The Customer is an international company providing managed software solutions and consulting services for businesses operating in the energy sector.
The Customer initiated the development of a cloud-based data analytics software product for electric power companies, which could facilitate electric energy consumption analysis, deliver accurate electric energy consumption forecasts (hourly, daily, and weekly), and become the basis for load forecasting and price determination.
Their project became stalled as the Customer needed a third-party review for the already developed part of software to define its strengths and weaknesses and get detailed recommendations on enhancing its analytical capabilities and designing the required machine learning (ML) models.
ScienceSoft’s team of data scientists and data engineers started with the analysis of the Customer’s business objectives and requirements for the future software product. After that, they reviewed the existing software architecture and suggested the enhanced architecture (Figure 1) in accordance with the Customer’s strategic and tactical goals.
Figure 1. Enhanced software architecture.
ScienceSoft’s experts continued with the review of ML code and suggested creating ML models according to the following process:
- Data acquisition.
- Exploratory data analysis to investigate data for patterns and anomalies, test hypothesis and check assumptions.
- Configuration of parameters and hyperparameters for training models.
- Data preprocessing (dealing with missing values, categorical values, etc.).
- Model exploration.
- Model training.
- Model evaluation and tuning.
- Model retraining based on new data.
To ensure the high accuracy of ML models, the consulting team recommended that the Customer:
- Use the full potential of exploratory data analysis (EDA) to examine the interrelationships between features, discover interesting subsets, and determine correlations between predictor and the target variables.
- Employ pure time series models, including LSTM-based neural networks like Seq2Seq models.
- Use classical ML models like LightGBM or XGBoost for time series forecasting and revealing the time-dependent data nature.

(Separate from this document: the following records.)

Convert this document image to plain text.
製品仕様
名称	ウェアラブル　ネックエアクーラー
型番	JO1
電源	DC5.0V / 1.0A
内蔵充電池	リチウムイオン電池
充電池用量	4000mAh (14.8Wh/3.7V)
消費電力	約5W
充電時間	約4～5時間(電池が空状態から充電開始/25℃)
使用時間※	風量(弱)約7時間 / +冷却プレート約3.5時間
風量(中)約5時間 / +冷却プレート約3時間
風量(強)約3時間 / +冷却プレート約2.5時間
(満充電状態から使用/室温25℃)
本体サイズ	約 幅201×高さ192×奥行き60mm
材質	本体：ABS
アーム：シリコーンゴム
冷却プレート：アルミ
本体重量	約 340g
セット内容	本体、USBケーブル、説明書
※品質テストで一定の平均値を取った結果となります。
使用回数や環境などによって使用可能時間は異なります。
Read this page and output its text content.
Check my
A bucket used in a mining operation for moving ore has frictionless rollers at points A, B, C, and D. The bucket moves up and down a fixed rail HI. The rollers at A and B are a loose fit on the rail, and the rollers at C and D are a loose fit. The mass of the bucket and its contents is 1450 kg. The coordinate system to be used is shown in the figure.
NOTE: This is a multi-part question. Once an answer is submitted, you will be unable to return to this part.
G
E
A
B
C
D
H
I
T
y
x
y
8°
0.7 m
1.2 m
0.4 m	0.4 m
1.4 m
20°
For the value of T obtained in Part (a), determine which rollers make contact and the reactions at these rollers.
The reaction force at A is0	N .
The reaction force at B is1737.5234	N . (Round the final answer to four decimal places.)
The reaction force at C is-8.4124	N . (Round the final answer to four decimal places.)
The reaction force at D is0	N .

- Incorporate additional data (public holidays, local events, day length, geographical position, etc.) to move model forecasts to the next level of precision.
- Employ online machine learning to train models on newly coming data.
The Customer obtained high-level software architecture and detailed recommendations on how to create ML models for accurate forecasting. Delivered software would enable electric power companies to get accurate short-term and mid-term forecasting about electric energy consumption, improve load management and price determination processes.
Technologies and Tools
Google Cloud Platform, Microsoft SQL Server, Pandas, Python, Scikit-learn, TensorFlow, NumPy, Jupyter.